Ermis Soumalias, Yanchen Jiang, Kehang Zhu et al.

We study the potential of large language models (LLMs) as proxies for humans to simplify preference elicitation (PE) in combinatorial assignment. While traditional PE methods rely on iterative queries to capture preferences, LLMs offer a one-shot alternative with reduced human effort. We propose a framework for LLM proxies that can work in tandem with SOTA ML-powered preference elicitation schemes.
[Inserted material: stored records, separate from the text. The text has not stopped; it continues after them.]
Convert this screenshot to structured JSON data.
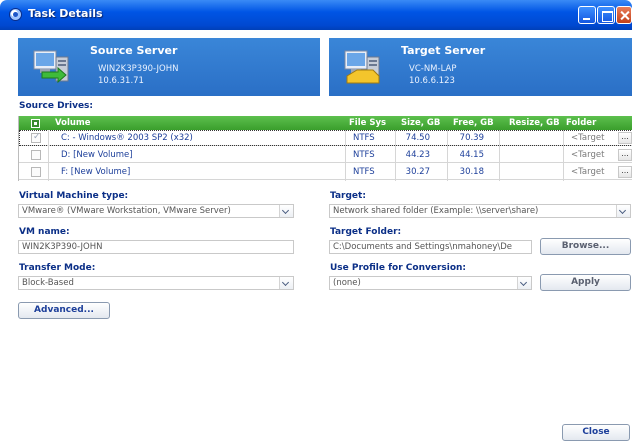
{
  "window": {
    "title": "Task Details"
  },
  "source_server": {
    "title": "Source Server",
    "hostname": "WIN2K3P390-JOHN",
    "ip": "10.6.31.71"
  },
  "target_server": {
    "title": "Target Server",
    "hostname": "VC-NM-LAP",
    "ip": "10.6.6.123"
  },
  "source_drives": {
    "label": "Source Drives:",
    "columns": [
      "Volume",
      "File Sys",
      "Size, GB",
      "Free, GB",
      "Resize, GB",
      "Folder"
    ],
    "rows": [
      {
        "volume": "C: - Windows® 2003 SP2 (x32)",
        "filesys": "NTFS",
        "size": "74.50",
        "free": "70.39",
        "resize": "",
        "folder": "<Target",
        "checked": true
      },
      {
        "volume": "D:  [New Volume]",
        "filesys": "NTFS",
        "size": "44.23",
        "free": "44.15",
        "resize": "",
        "folder": "<Target",
        "checked": false
      },
      {
        "volume": "F:  [New Volume]",
        "filesys": "NTFS",
        "size": "30.27",
        "free": "30.18",
        "resize": "",
        "folder": "<Target",
        "checked": false
      }
    ],
    "browse_glyph": "..."
  },
  "vm_type": {
    "label": "Virtual Machine type:",
    "value": "VMware® (VMware Workstation, VMware Server)"
  },
  "target": {
    "label": "Target:",
    "value": "Network shared folder (Example: \\\\server\\share)"
  },
  "vm_name": {
    "label": "VM name:",
    "value": "WIN2K3P390-JOHN"
  },
  "target_folder": {
    "label": "Target Folder:",
    "value": "C:\\Documents and Settings\\nmahoney\\De",
    "browse_label": "Browse..."
  },
  "transfer_mode": {
    "label": "Transfer Mode:",
    "value": "Block-Based"
  },
  "profile": {
    "label": "Use Profile for Conversion:",
    "value": "(none)",
    "apply_label": "Apply"
  },
  "advanced_label": "Advanced...",
  "close_label": "Close",
  "colors": {
    "titlebar": "#0055e5",
    "server_panel": "#2f7ad0",
    "table_header": "#4aad3c",
    "section_label": "#0b2f87"
  },
  "icons": [
    "window-icon",
    "minimize-icon",
    "maximize-icon",
    "close-icon",
    "source-server-icon",
    "target-server-icon",
    "dropdown-arrow-icon"
  ]
}
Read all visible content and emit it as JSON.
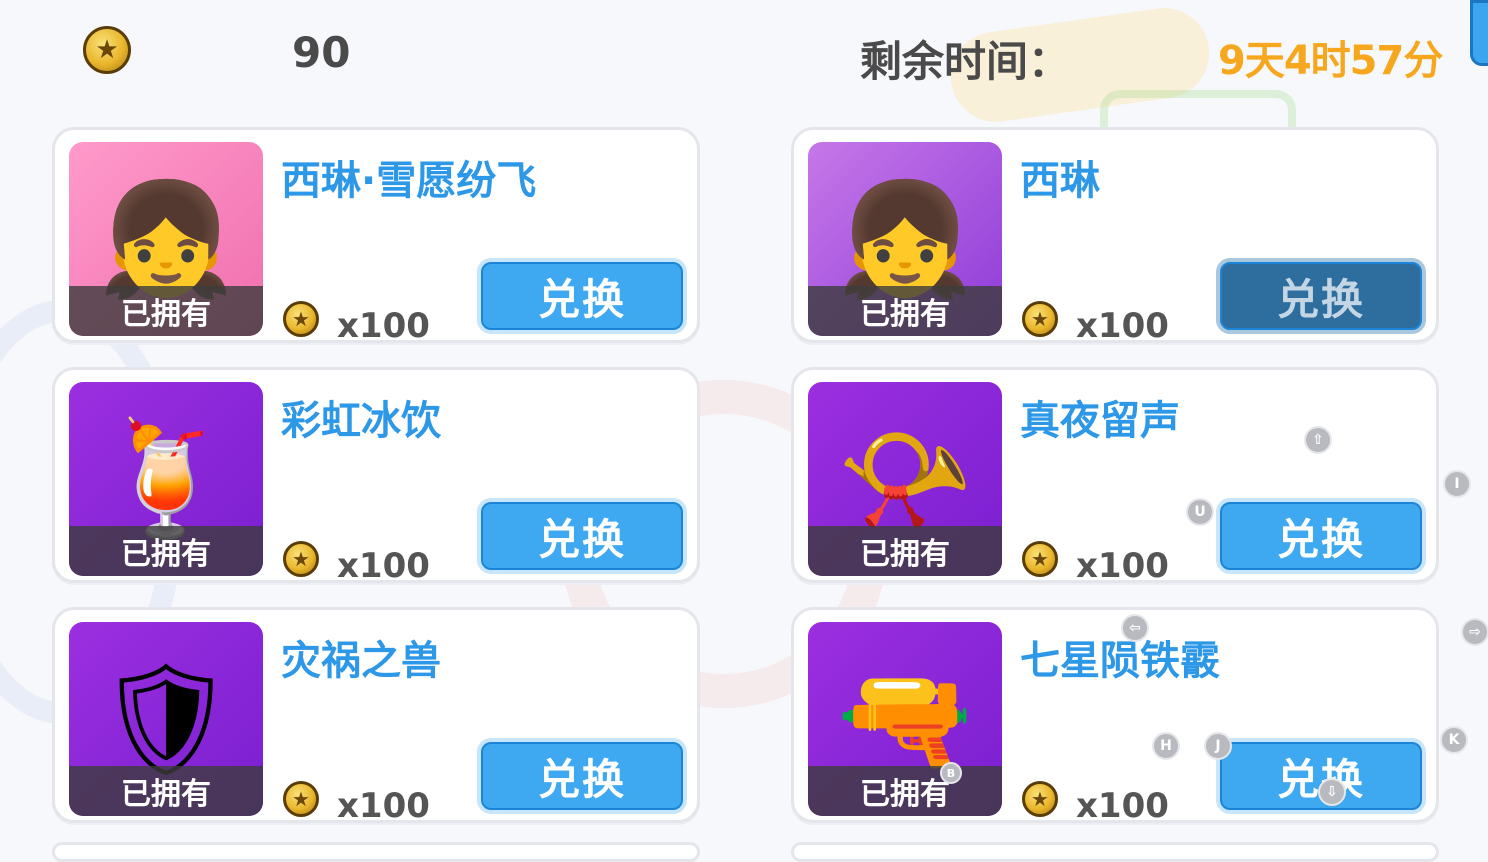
{
  "header": {
    "coin_icon": "gold-star-coin-icon",
    "balance": "90",
    "time_label": "剩余时间：",
    "time_value": "9天4时57分"
  },
  "colors": {
    "accent_blue": "#3ea9f0",
    "name_blue": "#2d97e8",
    "time_orange": "#f6a71d",
    "disabled_blue": "#2d6e9e"
  },
  "items": [
    {
      "name": "西琳·雪愿纷飞",
      "owned": "已拥有",
      "price": "x100",
      "button": "兑换",
      "button_state": "enabled",
      "art_icon": "character-costume-icon"
    },
    {
      "name": "西琳",
      "owned": "已拥有",
      "price": "x100",
      "button": "兑换",
      "button_state": "disabled",
      "art_icon": "character-portrait-icon"
    },
    {
      "name": "彩虹冰饮",
      "owned": "已拥有",
      "price": "x100",
      "button": "兑换",
      "button_state": "enabled",
      "art_icon": "rainbow-drink-icon"
    },
    {
      "name": "真夜留声",
      "owned": "已拥有",
      "price": "x100",
      "button": "兑换",
      "button_state": "enabled",
      "art_icon": "gramophone-icon"
    },
    {
      "name": "灾祸之兽",
      "owned": "已拥有",
      "price": "x100",
      "button": "兑换",
      "button_state": "enabled",
      "art_icon": "beast-emblem-icon"
    },
    {
      "name": "七星陨铁霰",
      "owned": "已拥有",
      "price": "x100",
      "button": "兑换",
      "button_state": "enabled",
      "art_icon": "gun-weapon-icon"
    }
  ],
  "key_hints": {
    "up": "⇧",
    "i": "I",
    "u": "U",
    "left": "⇦",
    "right": "⇨",
    "h": "H",
    "j": "J",
    "k": "K",
    "down": "⇩",
    "b": "B"
  }
}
Our framework handles the novel challenges introduced by LLMs, such as response variability and increased computational costs. We experimentally evaluate the efficiency of LLM proxies against human queries in the well-studied course allocation domain, and we investigate the model capabilities required for success. We find that our approach improves allocative efficiency by up to 20%, and these results are robust across different LLMs and to differences in quality and accuracy of reporting.

Crystal Qian, Kehang Zhu, John Horton et al.

As large language models (LLMs) are increasingly embedded in collaborative human activities such as business negotiations and group coordination, it becomes critical to evaluate both the performance gains they can achieve and how they interact in dynamic, multi-agent environments. Unlike traditional statistical agents such as Bayesian models, which may excel under well-specified conditions, large language models (LLMs) can generalize across diverse, real-world scenarios, raising new questions about how their strategies and behaviors compare to those of humans and other agent types. In this work, we compare outcomes and behavioral dynamics across humans (N = 216), LLMs (GPT-4o, Gemini 1.5 Pro), and Bayesian agents in a dynamic negotiation setting under identical conditions. Bayesian agents extract the highest surplus through aggressive optimization, at the cost of frequent trade rejections. Humans and LLMs achieve similar overall surplus, but through distinct behaviors: LLMs favor conservative, concessionary trades with few rejections, while humans employ more strategic, risk-taking, and fairness-oriented behaviors. Thus, we find that performance parity -- a common benchmark in agent evaluation -- can conceal fundamental differences in process and alignment, which are critical for practical deployment in real-world coordination tasks. By establishing foundational behavioral baselines under matched conditions, this work provides a baseline for future studies in more applied, variable-rich environments.